Des agronomes comme Marc Dufumier ou Jacques Caplat défendent également une généralisation de l’agroécologie, permettant dans les pays en développement d’améliorer les rendements sans aggraver l’empreinte écologique de l’agriculture et, dans les pays développés, de se passer progressivement d’engrais et de pesticides de synthèse. Les ingrédients sont connus : complémentarité des cultures, association de l’élevage extensif et de l’agriculture, rotations intégrant des légumineuses pour fixer l’azote de l’air dans le sol et assurer sa fertilisation, etc. Nombre d’études scientifiques ont documenté la faisabilité de cette généralisation de l’agroécologie pour 10 milliards d’humains. Mais à certaines conditions. L’une d’elles, publiée dans la revue Nature Communications en 2017, explique à travers l’analyse de 162 scénarios qu’une conversion totale à l’agriculture biologique d’ici à 2050 nécessiterait de mettre en culture entre 16 et 33 % de terres supplémentaires.
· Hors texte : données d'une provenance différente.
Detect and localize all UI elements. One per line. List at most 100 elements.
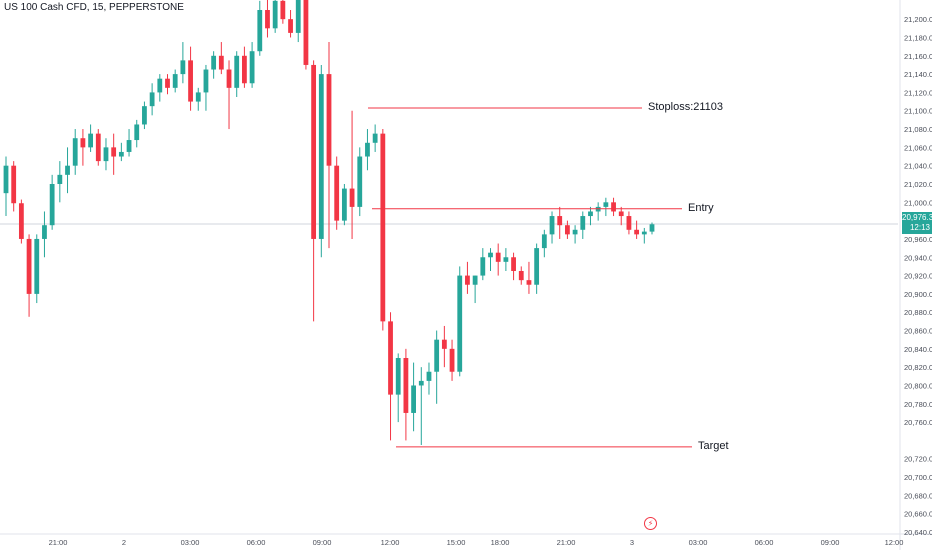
candle bbox=[95, 129, 101, 166]
candle bbox=[257, 0, 263, 56]
candle-body bbox=[288, 19, 293, 33]
candle-body bbox=[341, 188, 347, 221]
candle-body bbox=[441, 339, 447, 349]
y-tick-label: 20,700.0 bbox=[904, 473, 932, 482]
y-tick-label: 20,840.0 bbox=[904, 345, 932, 354]
y-tick-label: 20,660.0 bbox=[904, 510, 932, 519]
candle bbox=[580, 211, 586, 239]
candle bbox=[495, 243, 501, 276]
x-tick-label: 03:00 bbox=[689, 538, 708, 547]
candle-body bbox=[565, 225, 570, 235]
candle bbox=[188, 46, 193, 111]
candle-body bbox=[380, 133, 386, 322]
candle bbox=[180, 42, 186, 84]
target-label: Target bbox=[698, 439, 729, 452]
candle bbox=[634, 220, 640, 239]
candle-body bbox=[641, 231, 647, 235]
candle-body bbox=[326, 74, 332, 166]
candle-body bbox=[588, 211, 593, 217]
candle-body bbox=[311, 64, 317, 239]
y-tick-label: 20,920.0 bbox=[904, 272, 932, 281]
y-tick-label: 20,760.0 bbox=[904, 418, 932, 427]
candle-body bbox=[434, 339, 440, 372]
candle-body bbox=[295, 0, 301, 33]
x-tick-label: 15:00 bbox=[447, 538, 466, 547]
candle-body bbox=[541, 234, 547, 249]
current-price-value: 20,976.3 bbox=[902, 213, 932, 222]
candle bbox=[49, 174, 55, 230]
candle-body bbox=[511, 257, 516, 271]
candle-body bbox=[34, 238, 40, 294]
candle-body bbox=[495, 252, 501, 262]
candle bbox=[503, 248, 509, 271]
candle bbox=[211, 51, 217, 79]
candle bbox=[265, 0, 270, 38]
candle bbox=[457, 266, 463, 377]
candle bbox=[142, 101, 147, 130]
y-tick-label: 21,020.0 bbox=[904, 180, 932, 189]
x-tick-label: 03:00 bbox=[181, 538, 200, 547]
candle-body bbox=[549, 216, 555, 235]
candle bbox=[18, 199, 24, 244]
candle bbox=[472, 275, 478, 304]
candle-body bbox=[203, 69, 209, 93]
candle-body bbox=[126, 140, 132, 152]
candle-body bbox=[457, 275, 463, 372]
candle-body bbox=[603, 202, 609, 207]
x-tick-label: 3 bbox=[630, 538, 634, 547]
candle bbox=[149, 83, 155, 116]
candle-body bbox=[249, 51, 255, 84]
entry-label: Entry bbox=[688, 201, 714, 214]
candle-body bbox=[334, 165, 340, 221]
candle-body bbox=[526, 280, 532, 285]
candle-body bbox=[580, 216, 586, 230]
candle-body bbox=[195, 92, 201, 102]
candle bbox=[126, 129, 132, 157]
candle bbox=[603, 197, 609, 217]
candle-body bbox=[65, 165, 70, 175]
candle-body bbox=[211, 55, 217, 70]
candle bbox=[3, 156, 9, 217]
candle-body bbox=[449, 348, 455, 372]
candle bbox=[380, 129, 386, 331]
candle bbox=[388, 312, 393, 441]
candle-body bbox=[180, 60, 186, 75]
candle bbox=[511, 252, 516, 281]
candle-body bbox=[403, 358, 409, 413]
candle bbox=[534, 243, 540, 294]
stoploss-label: Stoploss:21103 bbox=[648, 100, 724, 113]
candle-body bbox=[418, 380, 424, 386]
bar-countdown: 12:13 bbox=[909, 223, 930, 232]
x-tick-label: 06:00 bbox=[755, 538, 774, 547]
candle bbox=[541, 229, 547, 258]
candle bbox=[65, 147, 70, 194]
candle bbox=[272, 0, 278, 33]
y-tick-label: 21,180.0 bbox=[904, 33, 932, 42]
candle-body bbox=[634, 229, 640, 235]
candle bbox=[649, 222, 655, 235]
candle bbox=[42, 211, 47, 258]
candle bbox=[357, 147, 363, 217]
x-tick-label: 12:00 bbox=[381, 538, 400, 547]
candle-body bbox=[80, 138, 86, 148]
candle-body bbox=[188, 60, 193, 102]
x-tick-label: 12:00 bbox=[885, 538, 904, 547]
candle bbox=[280, 0, 286, 24]
candle bbox=[80, 129, 86, 166]
candle bbox=[295, 0, 301, 43]
lightning-icon[interactable]: ⚡ bbox=[644, 517, 657, 530]
candle bbox=[172, 69, 178, 93]
candle bbox=[526, 261, 532, 294]
candle-body bbox=[3, 165, 9, 194]
y-tick-label: 21,080.0 bbox=[904, 125, 932, 134]
candle bbox=[242, 46, 247, 88]
candle-body bbox=[134, 124, 140, 141]
y-tick-label: 20,680.0 bbox=[904, 491, 932, 500]
y-tick-label: 20,860.0 bbox=[904, 327, 932, 336]
candle-body bbox=[218, 55, 224, 70]
candle-body bbox=[649, 224, 655, 232]
candle bbox=[234, 51, 240, 97]
candle-body bbox=[349, 188, 355, 207]
candle bbox=[11, 161, 17, 212]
Cependant, une réduction du gaspillage alimentaire et un remplacement partiel des cultures affectées à l’alimentation animale en cultures destinées à l’alimentation humaine permettraient, selon l’étude, une généralisation du bio sans surface agricole supplémentaire.
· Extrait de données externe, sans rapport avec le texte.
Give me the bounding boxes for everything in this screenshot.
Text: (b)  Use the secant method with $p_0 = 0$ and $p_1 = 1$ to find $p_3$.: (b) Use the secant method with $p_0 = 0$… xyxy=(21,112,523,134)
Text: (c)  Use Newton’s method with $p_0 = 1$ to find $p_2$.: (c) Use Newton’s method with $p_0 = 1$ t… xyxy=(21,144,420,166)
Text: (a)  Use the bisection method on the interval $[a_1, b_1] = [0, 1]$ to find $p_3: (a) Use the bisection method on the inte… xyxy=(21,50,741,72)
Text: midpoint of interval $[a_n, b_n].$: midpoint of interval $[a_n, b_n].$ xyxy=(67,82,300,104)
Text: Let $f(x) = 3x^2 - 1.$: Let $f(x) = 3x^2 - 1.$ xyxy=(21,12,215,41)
Même si se débarrasser des intrants – engrais et pesticides de synthèse – peut impliquer des rendements plus faibles pour certaines cultures, il reste possible de nourrir 10 milliards d’humains en 2050, tout en convertissant l’agriculture à l’agroécologie. Mais il faudra pour cela changer le contenu des assiettes. Alors que les projections actuelles de la FAO prévoient un doublement de la production de viande d’ici à 2050, on sait que la production d’une calorie de viande de bœuf nécessite en moyenne 11 calories d’origine végétale. La consommation de viande détermine donc grandement l’évolution future de l’empreinte agricole : car qui dit plus de viande, dit plus de déforestation, d’où une perte de la biodiversité et une aggravation du réchauffement climatique. Dans un rapport publié en 2019, la Commission EAT-Lancet, composée de 37 experts, a calculé pour chaque type d’aliments l’écart entre le régime moyen de chaque continent et le régime permettant de nourrir 10 milliards d’humains de manière saine et soutenable. Résultat : la consommation optimale de viande rouge correspond à celle de l’Afrique subsaharienne actuellement, tandis que celle des Nord-Américains est six fois trop élevée. En Europe, la consommation moyenne de volaille, de produits laitiers et de poisson apparaît optimale, mais la consommation de fruits et de légumineuses (riches en protéines végétales) est, comme partout ailleurs, très insuffisante. À l’heure où des laboratoires développent des procédés industriels pour proposer de la viande artificielle à prix d’or, il apparaît possible, plus simplement, de produire mieux et pour tous. Un défi moins technique que politique.